George Eliot Scenes of Clerical Life
1
Escapology was like magic. The secret lay in misdirection. Some escapes were accomplished by creating an illusion through careful planning; others were genuine feats of strength, daring and flexibility, both mental and physical; and some were mixtures of both. But whatever the methods, the element of misdirection always played a crucial role. And when it came to misdirection, he called no man his master.
Best of all was the misdirection that the onlooker didn’t even know was happening. To accomplish that you had to make your diversion blend into the spectrum of normal.

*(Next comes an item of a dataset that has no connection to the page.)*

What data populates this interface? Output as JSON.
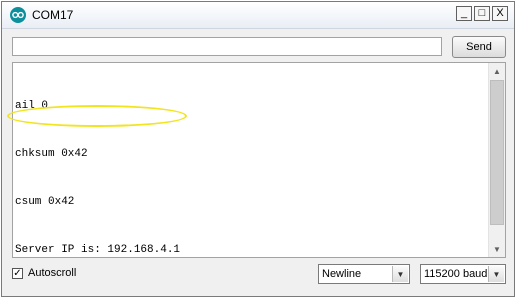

Some settings made that harder than others. Take an office where everything ran like clockwork. You’d struggle to camouflage a distraction there because anything out of the ordinary would stand out and stick in people’s minds. But in prison there were so many unpredictable variables – volatile individuals; complex power structures; trivial disputes that could go nuclear in a matter of moments; and pent-up frustrations never far from bursting like a ripe zit. Almost anything could go off at any time, and who could say whether it was a calculated event or just one of a hundred little local difficulties getting out of hand? The very existence of those variables made some people uneasy. But not him. For him, every alternate scenario provided a fresh opportunity, another option to scrutinise till finally he hit on the perfect combination of circumstances and characters.
He’d considered faking it. Paying a couple of the lads to get into a ruck on the wing. But there were too many downsides to that. For one thing, the more people who knew about his plans, the more prospects there were for betrayal. For another, most of the people inside were there because their previous attempts at dissimulation had failed dismally. Probably not the best people to entrust with putting on a convincing performance, then. And you could never rule out plain stupidity, of course. So faking it was out.
However, the beauty of prison was that there was never a shortage of levers to pull. Men trapped on the inside were always prey to fears of what might be going down on the outside. They had lovers, wives, kids and parents who were vulnerable to violence or temptation. Or just the threat of those things.